Nell’esperimento n. 2 tutti e 4 i campioni hanno prodotto pane di forma regolare, con sezione uniforme e ben sviluppato (leggermente superiore lo sviluppo dei 3 pani in differenti condizioni anaerobiche). Crosta dorata, tendente al marrone, sottile, forse appena più scura nel pane con impasto coperto da canovaccio (forse maggiore disponibilità di zuccheri). Mollica di color crema omogeneo in tutte le parti, con alveolatura media ma irregolare nei 3 pani in condizione anaerobica, più stretta e regolare nel pane coperto da canovaccio. L’odore è di grano, si percepisce la differenza di acidità nel pane con impasto sottoposto a fermentazione AR, con carattere più acidulo e leggermente pungente (acido lattico).
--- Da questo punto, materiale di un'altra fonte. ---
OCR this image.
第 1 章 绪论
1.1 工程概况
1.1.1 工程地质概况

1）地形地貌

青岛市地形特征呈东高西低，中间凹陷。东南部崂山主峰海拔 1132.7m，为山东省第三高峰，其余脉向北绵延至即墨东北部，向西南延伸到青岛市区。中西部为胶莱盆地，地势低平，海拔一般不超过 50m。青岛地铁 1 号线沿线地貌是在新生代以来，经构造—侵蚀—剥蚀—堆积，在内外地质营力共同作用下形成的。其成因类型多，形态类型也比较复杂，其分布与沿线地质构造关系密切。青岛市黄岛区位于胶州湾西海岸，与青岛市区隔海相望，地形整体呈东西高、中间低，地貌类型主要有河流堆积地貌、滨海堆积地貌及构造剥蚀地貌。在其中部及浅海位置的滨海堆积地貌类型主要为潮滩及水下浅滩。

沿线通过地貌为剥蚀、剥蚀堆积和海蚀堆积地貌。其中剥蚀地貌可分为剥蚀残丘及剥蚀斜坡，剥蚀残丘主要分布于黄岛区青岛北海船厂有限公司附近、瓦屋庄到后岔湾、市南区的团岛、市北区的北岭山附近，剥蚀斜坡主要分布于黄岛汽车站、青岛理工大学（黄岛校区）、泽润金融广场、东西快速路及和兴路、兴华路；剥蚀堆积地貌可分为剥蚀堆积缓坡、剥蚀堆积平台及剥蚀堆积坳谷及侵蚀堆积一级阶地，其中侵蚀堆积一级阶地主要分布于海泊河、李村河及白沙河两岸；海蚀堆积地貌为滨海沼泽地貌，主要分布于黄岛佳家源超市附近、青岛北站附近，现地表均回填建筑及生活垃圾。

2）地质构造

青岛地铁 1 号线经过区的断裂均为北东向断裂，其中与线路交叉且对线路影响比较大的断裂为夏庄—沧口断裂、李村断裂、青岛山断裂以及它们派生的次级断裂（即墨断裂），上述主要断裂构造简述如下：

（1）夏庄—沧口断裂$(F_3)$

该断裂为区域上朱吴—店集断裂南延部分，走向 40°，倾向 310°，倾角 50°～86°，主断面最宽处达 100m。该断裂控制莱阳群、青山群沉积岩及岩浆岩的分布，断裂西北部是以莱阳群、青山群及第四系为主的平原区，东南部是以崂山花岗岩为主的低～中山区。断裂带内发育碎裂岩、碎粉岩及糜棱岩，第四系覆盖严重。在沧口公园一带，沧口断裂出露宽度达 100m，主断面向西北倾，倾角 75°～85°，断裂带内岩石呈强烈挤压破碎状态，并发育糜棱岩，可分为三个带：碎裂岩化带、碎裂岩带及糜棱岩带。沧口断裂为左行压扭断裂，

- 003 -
Non sgradevole. Sempre il campione sottoposto a fermentazione resiliente ha inoltre mostrato minore resistenza allo strappo e al morso rispetto agli altri campioni. In bocca fonde, si ha una diminuzione di volume rapida con poca saliva, non colloso e non pastoso. Anche gli altri impasti avevano ottima masticabilità ma la differenza era percettibile. Peso finale leggermente inferiore e perdita per evaporazione maggiore sono stati riscontrati nel pane con impasto sottoposto a fermentazione AR. Nell’esperimento n. 3 nel prodotto finito è stata riscontrata maggiore sofficità e un’acidità più marcata. La differenza più importante qui si osserva nella shelf life, in quanto dopo 6 giorni il pane si presentava perfettamente conservato.

La degradazione delle molecole e in particola delle proteine dei cereali nella fermentazione nei prodotti da forno è un fenomeno correlato all’acidità. L’acidificazione e la riduzione dei legami di solfuro delle proteine aumentano l’attività delle proteasi dei cereali e l’accessibilità al substrato.
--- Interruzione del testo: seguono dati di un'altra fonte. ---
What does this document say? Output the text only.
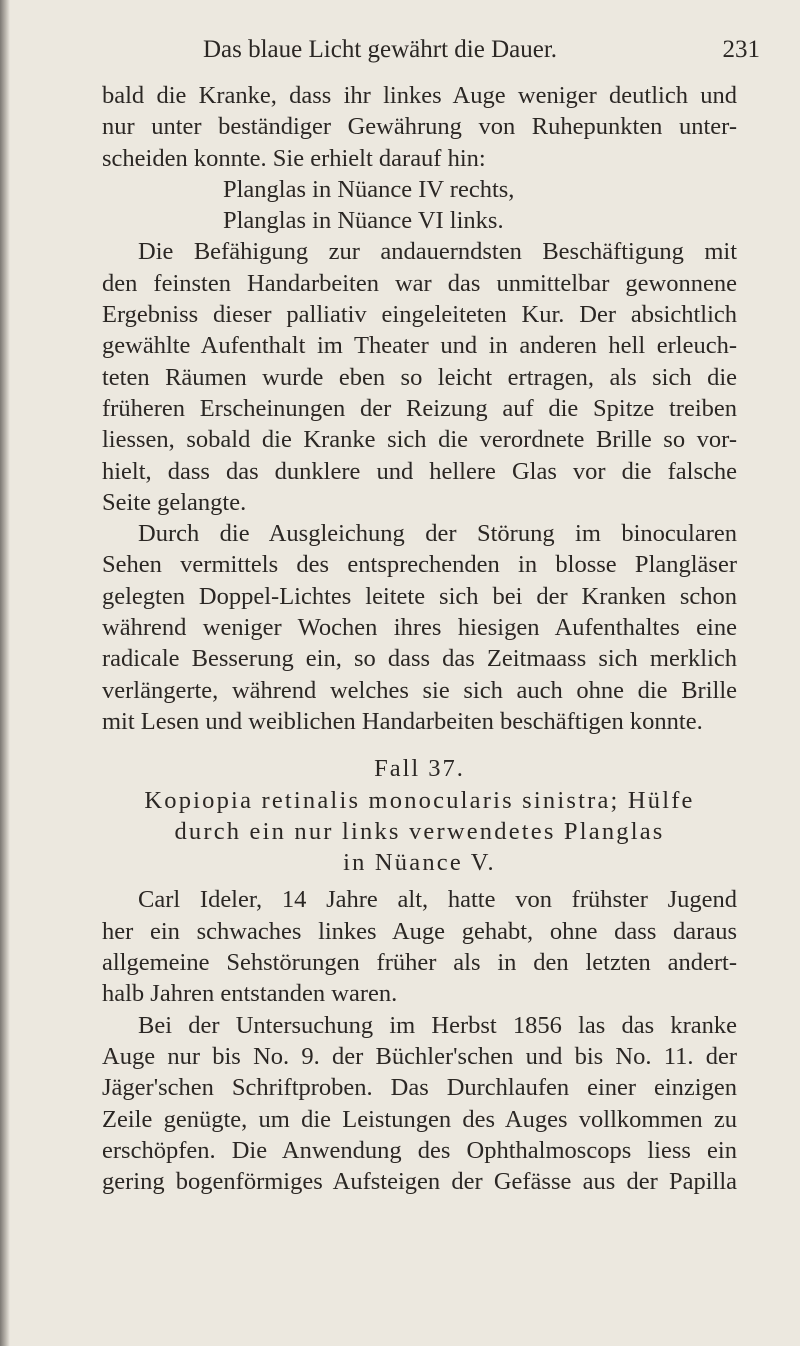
Das blaue Licht gewährt die Dauer.	231
bald die Kranke, dass ihr linkes Auge weniger deutlich und
nur unter beständiger Gewährung von Ruhepunkten unter-
scheiden konnte. Sie erhielt darauf hin:
Planglas in Nüance IV rechts,
Planglas in Nüance VI links.
Die Befähigung zur andauerndsten Beschäftigung mit
den feinsten Handarbeiten war das unmittelbar gewonnene
Ergebniss dieser palliativ eingeleiteten Kur. Der absichtlich
gewählte Aufenthalt im Theater und in anderen hell erleuch-
teten Räumen wurde eben so leicht ertragen, als sich die
früheren Erscheinungen der Reizung auf die Spitze treiben
liessen, sobald die Kranke sich die verordnete Brille so vor-
hielt, dass das dunklere und hellere Glas vor die falsche
Seite gelangte.
Durch die Ausgleichung der Störung im binocularen
Sehen vermittels des entsprechenden in blosse Plangläser
gelegten Doppel-Lichtes leitete sich bei der Kranken schon
während weniger Wochen ihres hiesigen Aufenthaltes eine
radicale Besserung ein, so dass das Zeitmaass sich merklich
verlängerte, während welches sie sich auch ohne die Brille
mit Lesen und weiblichen Handarbeiten beschäftigen konnte.
Fall 37.
Kopiopia retinalis monocularis sinistra; Hülfe
durch ein nur links verwendetes Planglas
in Nüance V.
Carl Ideler, 14 Jahre alt, hatte von frühster Jugend
her ein schwaches linkes Auge gehabt, ohne dass daraus
allgemeine Sehstörungen früher als in den letzten andert-
halb Jahren entstanden waren.
Bei der Untersuchung im Herbst 1856 las das kranke
Auge nur bis No. 9. der Büchler'schen und bis No. 11. der
Jäger'schen Schriftproben. Das Durchlaufen einer einzigen
Zeile genügte, um die Leistungen des Auges vollkommen zu
erschöpfen. Die Anwendung des Ophthalmoscops liess ein
gering bogenförmiges Aufsteigen der Gefässe aus der Papilla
Condizioni assolute di anaerobiosi resiliente potrebbero essere alla base di un metabolismo fermentativo ottimale, in cui i processi di scomposizione e fermentazione che avrebbero come risultato un prodotto da forno dalle eccezionali qualità organolettiche, vengono amplificati. Il sistema di scarico attraverso valvola airlock salvaguarderebbe dall’accumulo di gas, che potrebbero a determinate concentrazioni determinare l’effetto contrario, ovvero inibire la fermentazione stessa.

Gli importanti effetti di acidificazione sugli impasti sono d’altronde testimoniati dai sistemi di fermentazione con pasta acida e lievito naturale, in cui l’azione di acido lattico e acetico apportano profondi cambiamenti reologici.

Il sistema di fermentazione anerobica resiliente, applicato alla pasta acida, determina una maggiore produzione di acido lattico e incrementa il metabolismo fermentativo dei lieviti, come confermato dalla sperimentazione sugli impasti lievitati con pasta madre solida del test n. 2 condotto dalla biologa Silvia Marras coinvolta nella sperimentazione e nella formulazione di un ipotesi che possa spiegare i processi alla base di questo sistema innovativo, che trovano ulteriore conferma di una acidificazione ottimale nel test n. 2 del lievito in coltura liquida (LICOLI) effettuato dal panettiere Domenico Pezzimenti, professionista del settore da 35 anni. In questo caso una prolungata shef life è correlata a maggiore acidificazione.

 

Tuttavia, il contributo che il processo potrebbe apportare alla qualità del prodotto, nei sistemi basati su Saccaromyces cerevisiae, dunque nel test n. 1, condotto dall’ideatore Josep Pascual, permette applicazioni universali e vantaggiose in qualsiasi ambiente di produzione, andando ad elevare notevolmente la qualità del prodotto finale.

Notevoli miglioramenti nelle qualità nutrizionali e nell’aspetto inerente la digeribilità dei prodotti potrebbero essere raggiunti con l’applicazione del metodo a una vasta tipologia di prodotti da forno, dal pane, alle pizze, ai dolci.

Sebbene il meccanismo dietro questo effetto sulla reologia di impasto sia in parte sconosciuto, alcuni studi suggeriscono i metaboliti secondari, in particolare gli acidi organici,quali elementi chiave di un pane dalle qualità superiori.